El conflicto ya juega en la campaña electoral

Aníbal Fernández volvió a salir en defensa de las Madres de Plaza de Mayo al señalar que «están poniendo las cosas en su lugar» por haber resuelto el desplazamiento de Pablo Schoklender y de otras 16 personas de su fundación, a raíz del escándalo judicial en torno a Sergio Schoklender. El funcionario acusó a los medios de prensa de «castigar duramente el corazón de los derechos humanos» con la publicación de las denuncias.
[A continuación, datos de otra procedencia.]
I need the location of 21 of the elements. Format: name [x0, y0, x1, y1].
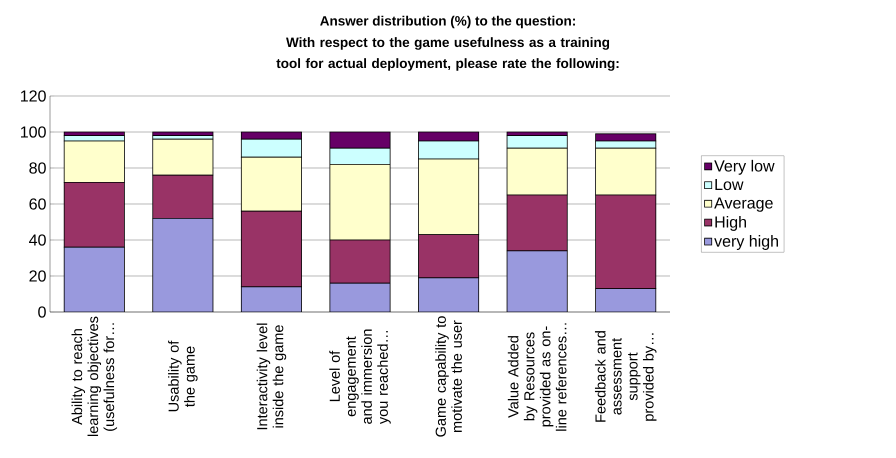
y-tick-label: 40 — [29, 234, 46, 246]
legend-label: Average — [714, 197, 773, 212]
y-tick-label: 0 — [38, 306, 46, 318]
y-tick-label: 100 — [20, 126, 46, 138]
legend-label: High — [715, 216, 746, 231]
x-tick-label: Interactivity level inside the game — [256, 324, 286, 430]
y-tick-label: 20 — [29, 270, 46, 282]
x-tick-label: Usability of the game — [168, 340, 198, 412]
y-tick-label: 120 — [20, 90, 46, 102]
chart-title: Answer distribution (%) to the question: — [320, 16, 575, 28]
chart-subtitle: With respect to the game usefulness as a training tool for actual deployment, please rate the following: — [276, 37, 618, 71]
x-tick-label: Value Added by Resources provided as on-line references… — [508, 323, 566, 431]
y-tick-label: 60 — [29, 198, 46, 210]
x-tick-label: Level of engagement and immersion you reached… — [329, 330, 391, 424]
x-tick-label: Ability to reach learning objectives (usefulness for… — [72, 316, 118, 436]
legend-label: Low — [715, 178, 744, 190]
legend-label: very high — [714, 235, 778, 250]
x-tick-label: Feedback and assessment support provided by… — [594, 331, 656, 422]
x-tick-label: Game capability to motivate the user — [435, 316, 462, 437]
legend-label: Very low — [714, 160, 775, 175]
y-tick-label: 80 — [29, 162, 46, 174]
De todos modos, Fernández dijo que «si hay responsables» de irregularidades en el manejo de fondos públicos que debían ser destinados a obras de infraestructura a cargo de Madres de Plaza de Mayo, «hay que sancionarlos y deben pagar por ello». «Hay que favorecer a que se llegue a la información y que una vez constatado el hecho, y si hay una conducta reprochable, sancionarla. Si hay alguien que tiene responsabilidades penales, que las pague», agregó.

Según el jefe de ministros, lo más preocupante del escándalo es que el programa de construcción de viviendas de la fundación «se vea mellado por los que tienen intereses creados en el tema para que se disminuya la importancia en el contexto en el que se está dando».

La oposición, por su parte, volvió a martillar en contra del Gobierno. Francisco de Narváez dijo que «el kirchnerismo es populismo corrupto» y consideró que el Ejecutivo «le dio un manto de cobertura a un hecho de corrupción» a pesar de haber estado «al tanto de lo que estaba pasando».

Mauricio Macri, por su parte, dijo que el escándalo implica «más responsabilidad» del Gobierno que de las Madres.